New West eye doctor sees the world, helps the world to see

New Westminster eye doctor David Neima holds a binocular slit lamp to measure vision he takes on overseas trips to give eye exams to patients in third-world countries. It’s a portable version of the devices used by ophthalmologists in their offices. - Grant Granger/NewsLeader
New Westminster eye doctor David Neima holds a binocular slit lamp to measure vision he takes on overseas trips to give eye exams to patients in third-world countries. It’s a portable version of the devices used by ophthalmologists in their offices.
— image credit: Grant Granger/NewsLeader

David Neima sees the world and gives the world the gift of sight at the same time.

For more than 25 years, the New Westminster ophthalmologist has crossed the globe—China, Vietnam, Mexico and Africa—to provide free eye surgery, eyeglasses and surgical training. But what he’s given them he receives back many times over.

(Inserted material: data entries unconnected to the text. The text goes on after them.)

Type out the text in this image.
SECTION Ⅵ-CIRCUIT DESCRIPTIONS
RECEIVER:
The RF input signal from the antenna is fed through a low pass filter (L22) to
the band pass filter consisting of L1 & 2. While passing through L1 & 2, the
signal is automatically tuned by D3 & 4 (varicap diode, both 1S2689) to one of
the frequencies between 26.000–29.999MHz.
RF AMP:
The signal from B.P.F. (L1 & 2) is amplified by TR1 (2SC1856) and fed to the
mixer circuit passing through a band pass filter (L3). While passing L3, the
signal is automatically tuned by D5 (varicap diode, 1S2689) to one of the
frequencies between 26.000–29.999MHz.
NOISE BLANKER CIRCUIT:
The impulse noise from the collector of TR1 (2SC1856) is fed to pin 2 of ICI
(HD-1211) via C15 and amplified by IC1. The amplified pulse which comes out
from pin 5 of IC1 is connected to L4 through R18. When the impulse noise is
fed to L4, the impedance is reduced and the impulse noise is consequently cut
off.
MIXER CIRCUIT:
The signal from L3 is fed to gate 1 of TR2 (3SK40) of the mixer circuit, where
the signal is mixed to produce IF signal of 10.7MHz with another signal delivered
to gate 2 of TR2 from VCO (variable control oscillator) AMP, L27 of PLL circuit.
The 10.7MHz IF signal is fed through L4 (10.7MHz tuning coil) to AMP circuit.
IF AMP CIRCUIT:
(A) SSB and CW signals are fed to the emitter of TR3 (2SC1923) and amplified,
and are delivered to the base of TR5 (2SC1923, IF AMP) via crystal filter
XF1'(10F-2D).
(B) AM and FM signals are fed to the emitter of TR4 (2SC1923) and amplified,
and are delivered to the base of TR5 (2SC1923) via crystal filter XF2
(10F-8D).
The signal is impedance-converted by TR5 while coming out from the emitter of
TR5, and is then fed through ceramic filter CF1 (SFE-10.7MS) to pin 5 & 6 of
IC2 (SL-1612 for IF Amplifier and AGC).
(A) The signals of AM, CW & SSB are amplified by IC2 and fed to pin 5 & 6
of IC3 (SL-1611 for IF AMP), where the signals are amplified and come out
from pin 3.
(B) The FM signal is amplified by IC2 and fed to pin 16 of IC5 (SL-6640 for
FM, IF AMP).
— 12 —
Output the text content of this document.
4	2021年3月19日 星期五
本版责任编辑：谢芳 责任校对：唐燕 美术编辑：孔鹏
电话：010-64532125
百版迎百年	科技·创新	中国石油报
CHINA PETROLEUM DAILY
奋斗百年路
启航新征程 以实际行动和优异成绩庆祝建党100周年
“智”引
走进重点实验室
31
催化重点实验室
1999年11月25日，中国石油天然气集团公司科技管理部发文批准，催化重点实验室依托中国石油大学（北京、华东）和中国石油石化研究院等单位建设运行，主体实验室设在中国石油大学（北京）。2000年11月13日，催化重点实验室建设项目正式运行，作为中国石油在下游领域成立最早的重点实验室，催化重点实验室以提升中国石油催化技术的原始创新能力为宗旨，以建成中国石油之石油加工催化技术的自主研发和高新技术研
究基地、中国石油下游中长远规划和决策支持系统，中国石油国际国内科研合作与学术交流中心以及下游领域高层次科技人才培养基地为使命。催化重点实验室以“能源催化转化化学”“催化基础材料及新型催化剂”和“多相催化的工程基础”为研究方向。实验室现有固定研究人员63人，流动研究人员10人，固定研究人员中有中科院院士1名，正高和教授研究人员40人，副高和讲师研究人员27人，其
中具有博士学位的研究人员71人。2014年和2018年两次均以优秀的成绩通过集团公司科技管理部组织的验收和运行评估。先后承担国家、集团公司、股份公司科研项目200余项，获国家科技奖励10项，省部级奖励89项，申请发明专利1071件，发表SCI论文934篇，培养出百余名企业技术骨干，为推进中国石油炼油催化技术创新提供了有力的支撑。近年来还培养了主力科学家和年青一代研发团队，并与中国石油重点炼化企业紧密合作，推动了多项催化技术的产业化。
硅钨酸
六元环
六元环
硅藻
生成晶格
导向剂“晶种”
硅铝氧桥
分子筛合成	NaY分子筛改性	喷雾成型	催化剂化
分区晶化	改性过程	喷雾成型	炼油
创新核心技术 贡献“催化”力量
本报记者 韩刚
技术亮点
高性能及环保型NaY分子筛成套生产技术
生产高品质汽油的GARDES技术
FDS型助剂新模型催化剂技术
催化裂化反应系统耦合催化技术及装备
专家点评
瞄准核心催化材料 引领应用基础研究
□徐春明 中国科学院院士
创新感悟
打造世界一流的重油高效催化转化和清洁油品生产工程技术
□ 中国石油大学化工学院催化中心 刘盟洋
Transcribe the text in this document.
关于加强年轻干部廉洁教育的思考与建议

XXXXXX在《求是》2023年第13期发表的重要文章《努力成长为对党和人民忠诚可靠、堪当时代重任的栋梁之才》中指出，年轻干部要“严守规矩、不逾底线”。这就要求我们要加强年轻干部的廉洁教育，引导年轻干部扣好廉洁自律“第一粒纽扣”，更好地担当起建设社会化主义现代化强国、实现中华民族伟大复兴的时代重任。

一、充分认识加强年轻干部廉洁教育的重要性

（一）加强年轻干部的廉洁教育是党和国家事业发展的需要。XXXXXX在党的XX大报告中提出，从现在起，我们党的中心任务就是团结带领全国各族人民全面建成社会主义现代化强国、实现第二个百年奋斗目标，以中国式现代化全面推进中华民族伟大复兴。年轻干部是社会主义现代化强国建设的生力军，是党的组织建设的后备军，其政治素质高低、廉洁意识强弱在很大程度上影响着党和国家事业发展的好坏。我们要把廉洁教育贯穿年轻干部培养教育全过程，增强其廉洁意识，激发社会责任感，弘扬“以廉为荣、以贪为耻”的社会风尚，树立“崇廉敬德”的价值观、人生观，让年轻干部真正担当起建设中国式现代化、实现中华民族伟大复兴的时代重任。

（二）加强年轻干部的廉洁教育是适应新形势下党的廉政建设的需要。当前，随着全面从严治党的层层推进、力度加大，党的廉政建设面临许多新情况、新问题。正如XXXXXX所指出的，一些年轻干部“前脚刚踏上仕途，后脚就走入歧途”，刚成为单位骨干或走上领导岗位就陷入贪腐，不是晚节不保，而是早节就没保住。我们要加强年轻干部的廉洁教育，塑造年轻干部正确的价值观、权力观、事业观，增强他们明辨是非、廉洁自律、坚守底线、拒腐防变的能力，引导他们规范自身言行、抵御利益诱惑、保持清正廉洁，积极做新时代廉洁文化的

Like the time he went to Uganda with a team of eye care professionals. When they landed they found out there was some miscommunication and the group they were to help wasn’t ready.

Not to worry.

An Anglican archbishop knew of another area expecting doctors that had not shown up. So the next day they drove eight hours to a remote area called the Luweero Triangle, where guerrilla wars and resistance movements reigned during the 1980s.

“When we arrived there were around 500 people camped out on the ground who had been waiting for a week and they all came out and clapped and cheered,” Neima says. “For most people if you’re late for a meeting in Canada for an hour the whining you would get, but not with these people.”

On another trip to Uganda a woman brought her sister who had suffered severe vision loss because of measles. Her sight was so bad she couldn’t work in the garden so her husband kicked her out.

After Neima did the surgery and removed the bandages the next day she started dancing and singing.

“She was singing about all the colours she could see because she hadn’t seen colours since she was eight years old.”

Neima knew he wanted to be a general surgeon by the time he had his appendix out at age eight. He was on track to be one, when he saw a television show one day about an ophthalmologist helping poverty-stricken people in Latin America. It appealed to him so he switched specialties and became an eye doctor and has had a practice in Uptown for 27 years.

“I love it. It’s like seeing your friends everyday,” says the genial Neima.

But it was the comment from a friend that brought his focus back home.

In 1993 he told Dr. Michael Brear he was going on a mission to Lesotho in South Africa.

“Why are you going over there? Why aren’t you helping out here,” Brear said to Neima.

Everybody in Canada has access to eye care, he replied.

“Hogwash!” he recalls Brear saying. “There are lots of people over here that need it.”

Neima now says, “It took me a long time to learn that. I was ignorant of that for many years.”

He may have been blind to that reality, but his eyes were opened when he went to the Downtown Eastside.

“I was shocked. I saw all kinds of people going blind from glaucoma or going blind because they just needed a pair of glasses, but I didn’t know it. A lot of them don’t have decent health care at all ... There are lots of people that need our help out there.”

Neima also became involved in Douglas College’s optician dispensing program. He travelled with the instructor and students to Tijuana, Mexico where he determined the prescriptions and the students made the glasses.

It’s a program that has also been adapted here in B.C. He remembers a Maple Ridge woman, who had three kids with an unemployed husband, coming to see him because she had broken her glasses five years before but couldn’t afford to replace them.

“She’s just in tears when we told her we’re going to make a pair of glasses for her,” says Neima. “It’s not an uncommon story.”

All of the good doctor’s good work has not gone unrecognized. Last week, Douglas College bestowed upon him its highest distinction—Honourary Scholarship. Neima was surprised when the college called.

“I’m just one of the members of a team,” says Neima. “That’s why it’s a little embarrassing ... I’m only doing what I like to do.”